Montaigne, in his assertion that “Anyone who turns his prime attention onto himself will hardly ever find himself in the same state twice” is thinking along the same lines as Rembrandt.
He is thinking along the same lines as Shakespeare too. Shakespeare’s protagonists have that same restlessness to their identities, the same three-dimensionality, even to the point of paradox. This is perhaps most true of Hamlet. Shakespeare’s probing of Hamlet’s identity and fascination with acting runs parallel with the work of Rembrandt.
Hamlet is best described in terms of his contradictions- the same contradictions described by Montaigne and depicted by Rembrandt. Hamlet is both the noble philosopher loyal to his father and with an acute sense of duty, and the cruel and sexually-obsessed narcissist. He has his name to the intensely philosophically poignant ‘To Be or Not To Be’ , arguably the most famous speech in the English language, and yet many of his remarks are blatantly lewd and bawdy. Overthinking renders him incapable of enacting his revenge, and yet he is equally capable of rash and thoughtless action. He is sometimes anarchically funny (at the expense of others), but this comes as a jarring contrast to the moments when his tragic qualities come to the fore.
He’s a character whose identity is always in flux: it is perhaps no coincidence that Shakespeare was a contemporary of Montaigne. Shakespeare, like Rembrandt, is exploring the changeability, the unpredictability, the chiaroscuro, of the human soul.
This is true outside the play itself- there have been as many different interpretations of Hamlet as there are aspects to his character.
‘Hamlet’ shows Shakespeare to be as fascinated by identity as Rembrandt- and in the same way, as fascinated with acting and guise. Like Rembrandt, he demonstrates how show and authenticity can overlap. Hamlet’s famous ‘antic disposition’- his feigned madness- rather than leading him to put on a false persona, instead gives him the license to say and do exactly what he wishes. Therefore it becomes increasingly clear that his actions are the products of freedom from inhibition. Like Rembrandt’s portraits, the performance becomes a platform, rather than a concealment, for his true identity.
Hamlet is also preoccupied with deception versus authenticity in others. He challenges the true nature of his father’s ghost, wonders at the hypocrisy of the king, and undermines the integrity of his mother’s mourning for her dead husband.
“The spirit that I have seen/ May be a devil- and the devil hath power/ T’assume a pleasing shape”
“…one may smile, and smile, and be a villain.”
“..a beast that wants discourse of reason/ Would have mourned longer…”
The Players form a crucial part of the play because they reflect this preoccupation.
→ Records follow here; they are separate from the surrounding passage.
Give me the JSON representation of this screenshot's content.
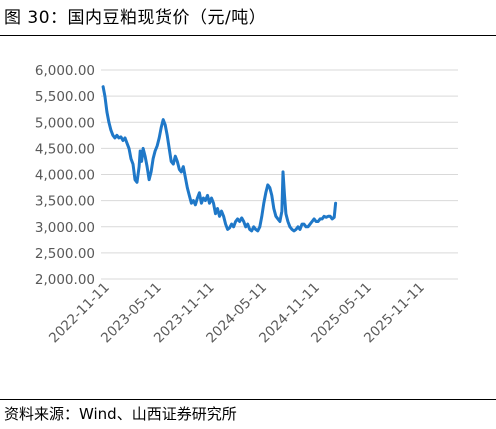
{
  "header": {
    "title": "图 30：国内豆粕现货价（元/吨）"
  },
  "footer": {
    "source": "资料来源：Wind、山西证券研究所"
  },
  "colors": {
    "line": "#1f78c8",
    "grid": "#d9d9d9",
    "axis_text": "#595959"
  },
  "chart_data": {
    "type": "line",
    "title": "国内豆粕现货价（元/吨）",
    "xlabel": "",
    "ylabel": "",
    "ylim": [
      2000,
      6000
    ],
    "yticks": [
      "6,000.00",
      "5,500.00",
      "5,000.00",
      "4,500.00",
      "4,000.00",
      "3,500.00",
      "3,000.00",
      "2,500.00",
      "2,000.00"
    ],
    "ytick_values": [
      6000,
      5500,
      5000,
      4500,
      4000,
      3500,
      3000,
      2500,
      2000
    ],
    "xticks": [
      "2022-11-11",
      "2023-05-11",
      "2023-11-11",
      "2024-05-11",
      "2024-11-11",
      "2025-05-11",
      "2025-11-11"
    ],
    "grid": true,
    "series": [
      {
        "points": [
          [
            "2022-11-01",
            5680
          ],
          [
            "2022-11-07",
            5500
          ],
          [
            "2022-11-14",
            5200
          ],
          [
            "2022-11-21",
            5000
          ],
          [
            "2022-11-28",
            4850
          ],
          [
            "2022-12-05",
            4750
          ],
          [
            "2022-12-12",
            4700
          ],
          [
            "2022-12-19",
            4750
          ],
          [
            "2022-12-26",
            4700
          ],
          [
            "2023-01-02",
            4720
          ],
          [
            "2023-01-09",
            4650
          ],
          [
            "2023-01-16",
            4700
          ],
          [
            "2023-01-23",
            4600
          ],
          [
            "2023-01-30",
            4500
          ],
          [
            "2023-02-06",
            4300
          ],
          [
            "2023-02-13",
            4200
          ],
          [
            "2023-02-20",
            3900
          ],
          [
            "2023-02-27",
            3850
          ],
          [
            "2023-03-06",
            4150
          ],
          [
            "2023-03-10",
            4450
          ],
          [
            "2023-03-15",
            4250
          ],
          [
            "2023-03-20",
            4500
          ],
          [
            "2023-03-27",
            4350
          ],
          [
            "2023-04-03",
            4150
          ],
          [
            "2023-04-10",
            3900
          ],
          [
            "2023-04-17",
            4050
          ],
          [
            "2023-04-24",
            4300
          ],
          [
            "2023-05-01",
            4450
          ],
          [
            "2023-05-08",
            4550
          ],
          [
            "2023-05-15",
            4700
          ],
          [
            "2023-05-22",
            4900
          ],
          [
            "2023-05-29",
            5050
          ],
          [
            "2023-06-05",
            4950
          ],
          [
            "2023-06-12",
            4750
          ],
          [
            "2023-06-19",
            4500
          ],
          [
            "2023-06-26",
            4250
          ],
          [
            "2023-07-03",
            4200
          ],
          [
            "2023-07-10",
            4350
          ],
          [
            "2023-07-17",
            4250
          ],
          [
            "2023-07-24",
            4100
          ],
          [
            "2023-07-31",
            4050
          ],
          [
            "2023-08-07",
            4150
          ],
          [
            "2023-08-14",
            3950
          ],
          [
            "2023-08-21",
            3750
          ],
          [
            "2023-08-28",
            3600
          ],
          [
            "2023-09-04",
            3450
          ],
          [
            "2023-09-11",
            3500
          ],
          [
            "2023-09-18",
            3420
          ],
          [
            "2023-09-25",
            3550
          ],
          [
            "2023-10-02",
            3650
          ],
          [
            "2023-10-09",
            3450
          ],
          [
            "2023-10-16",
            3550
          ],
          [
            "2023-10-23",
            3500
          ],
          [
            "2023-10-30",
            3600
          ],
          [
            "2023-11-06",
            3450
          ],
          [
            "2023-11-13",
            3550
          ],
          [
            "2023-11-20",
            3450
          ],
          [
            "2023-11-27",
            3250
          ],
          [
            "2023-12-04",
            3350
          ],
          [
            "2023-12-11",
            3200
          ],
          [
            "2023-12-18",
            3300
          ],
          [
            "2023-12-25",
            3200
          ],
          [
            "2024-01-01",
            3050
          ],
          [
            "2024-01-08",
            2950
          ],
          [
            "2024-01-15",
            2980
          ],
          [
            "2024-01-22",
            3050
          ],
          [
            "2024-01-29",
            3000
          ],
          [
            "2024-02-05",
            3100
          ],
          [
            "2024-02-12",
            3150
          ],
          [
            "2024-02-19",
            3100
          ],
          [
            "2024-02-26",
            3170
          ],
          [
            "2024-03-04",
            3100
          ],
          [
            "2024-03-11",
            3000
          ],
          [
            "2024-03-18",
            3050
          ],
          [
            "2024-03-25",
            2950
          ],
          [
            "2024-04-01",
            2920
          ],
          [
            "2024-04-08",
            3000
          ],
          [
            "2024-04-15",
            2950
          ],
          [
            "2024-04-22",
            2920
          ],
          [
            "2024-04-29",
            3000
          ],
          [
            "2024-05-06",
            3200
          ],
          [
            "2024-05-13",
            3450
          ],
          [
            "2024-05-20",
            3650
          ],
          [
            "2024-05-27",
            3800
          ],
          [
            "2024-06-03",
            3750
          ],
          [
            "2024-06-10",
            3600
          ],
          [
            "2024-06-17",
            3350
          ],
          [
            "2024-06-24",
            3200
          ],
          [
            "2024-07-01",
            3150
          ],
          [
            "2024-07-08",
            3100
          ],
          [
            "2024-07-15",
            3300
          ],
          [
            "2024-07-19",
            4050
          ],
          [
            "2024-07-24",
            3600
          ],
          [
            "2024-07-29",
            3250
          ],
          [
            "2024-08-05",
            3100
          ],
          [
            "2024-08-12",
            3000
          ],
          [
            "2024-08-19",
            2950
          ],
          [
            "2024-08-26",
            2920
          ],
          [
            "2024-09-02",
            2950
          ],
          [
            "2024-09-09",
            3000
          ],
          [
            "2024-09-16",
            2950
          ],
          [
            "2024-09-23",
            3050
          ],
          [
            "2024-09-30",
            3050
          ],
          [
            "2024-10-07",
            3000
          ],
          [
            "2024-10-14",
            3000
          ],
          [
            "2024-10-21",
            3050
          ],
          [
            "2024-10-28",
            3100
          ],
          [
            "2024-11-04",
            3150
          ],
          [
            "2024-11-11",
            3100
          ],
          [
            "2024-11-18",
            3100
          ],
          [
            "2024-11-25",
            3150
          ],
          [
            "2024-12-02",
            3150
          ],
          [
            "2024-12-09",
            3200
          ],
          [
            "2024-12-16",
            3180
          ],
          [
            "2024-12-23",
            3200
          ],
          [
            "2024-12-30",
            3200
          ],
          [
            "2025-01-06",
            3150
          ],
          [
            "2025-01-13",
            3180
          ],
          [
            "2025-01-18",
            3450
          ]
        ]
      }
    ]
  }
}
When they arrive at court, Hamlet shows “a kind of joy”. He remarks again on the integration of fiction and reality, saying that the players should “hold a mirror up to nature.” In their pretence, they should reveal reality.
One of Hamlet’s most famous lines is the simple exclamatory- “what a piece of work is a man!” This endless fascination with what it means to be an individual makes Rembrandt and Shakespeare two of the greatest chroniclers of the human condition- in all of its complexity.